The Irish Republic has been warned that it risks a Shipman-type scandal in the pharmacy sector because of the lack of legislative controls to remove rogue operators.

The warning was delivered by Mandie Lavin, director of fitness to practise and legal affairs at the Royal Pharmaceutical Society, who pointed out that, unlike the UK, the Republic has no robust fitness-to-practise system for pharmacists. “If I had a serious criminal conviction, I could own and operate a pharmacy,” she declared. Speaking at a conference in Dublin earlier this month hosted by the Irish Pharmaceutical Union, she said that the way in which Shipman perpetrated the killings had important lessons for Irish legislators. In Britain, the Royal Pharmaceutical Society could remove from the register a pharmacist found to have acted in an unprofessional manner. In Ireland, however, which had no such controls, “there is a real fear that a person like Shipman could obtain large amounts of potent drugs”.
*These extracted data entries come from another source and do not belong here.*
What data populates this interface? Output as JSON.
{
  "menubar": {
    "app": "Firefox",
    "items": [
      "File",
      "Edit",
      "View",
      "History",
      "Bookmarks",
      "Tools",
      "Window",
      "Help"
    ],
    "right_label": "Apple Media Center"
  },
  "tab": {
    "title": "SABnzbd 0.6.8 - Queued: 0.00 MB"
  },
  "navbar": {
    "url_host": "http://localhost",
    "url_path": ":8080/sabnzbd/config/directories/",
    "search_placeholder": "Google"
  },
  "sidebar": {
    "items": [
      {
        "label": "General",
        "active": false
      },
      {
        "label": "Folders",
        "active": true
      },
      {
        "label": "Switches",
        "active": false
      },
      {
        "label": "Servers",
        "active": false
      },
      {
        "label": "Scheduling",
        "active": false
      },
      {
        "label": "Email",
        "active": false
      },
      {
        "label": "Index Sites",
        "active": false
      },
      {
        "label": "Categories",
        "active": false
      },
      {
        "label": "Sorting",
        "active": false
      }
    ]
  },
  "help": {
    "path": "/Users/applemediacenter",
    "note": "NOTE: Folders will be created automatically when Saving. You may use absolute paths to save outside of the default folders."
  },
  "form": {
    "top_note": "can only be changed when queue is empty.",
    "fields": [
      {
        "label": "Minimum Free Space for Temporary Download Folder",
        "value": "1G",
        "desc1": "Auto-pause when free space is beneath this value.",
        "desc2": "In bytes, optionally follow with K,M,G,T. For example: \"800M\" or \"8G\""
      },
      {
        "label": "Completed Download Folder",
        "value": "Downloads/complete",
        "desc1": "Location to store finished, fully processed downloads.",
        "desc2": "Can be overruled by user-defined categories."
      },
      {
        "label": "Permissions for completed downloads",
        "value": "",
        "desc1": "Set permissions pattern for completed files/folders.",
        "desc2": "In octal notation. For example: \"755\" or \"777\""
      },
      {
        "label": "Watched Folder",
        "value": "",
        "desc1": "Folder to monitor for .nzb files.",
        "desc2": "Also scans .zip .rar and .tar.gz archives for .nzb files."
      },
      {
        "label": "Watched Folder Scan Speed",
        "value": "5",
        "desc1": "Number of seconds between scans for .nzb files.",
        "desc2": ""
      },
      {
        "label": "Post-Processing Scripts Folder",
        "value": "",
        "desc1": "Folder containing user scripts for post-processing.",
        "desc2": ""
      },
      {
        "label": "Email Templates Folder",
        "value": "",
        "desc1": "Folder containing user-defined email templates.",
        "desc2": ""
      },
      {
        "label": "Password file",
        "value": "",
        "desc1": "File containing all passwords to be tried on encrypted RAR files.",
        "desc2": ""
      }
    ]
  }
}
The current rules for regulating the Irish pharmacy sector, she pointed out, date back to 1875 and do not contain provisions for rogue pharmacists to be struck off. In response to the criticism, a spokesperson for Irish health minister Mary Harney said legislation was being prepared that would introduce fitness-to-practise regulations and empower the IPU to enforce them.

Correction
Legislation to introduce fitness-to-practise regulations in the Irish Republic will empower the Pharmaceutical Society of Ireland to enforce the regulations, not the Irish Pharmaceutical Union as stated.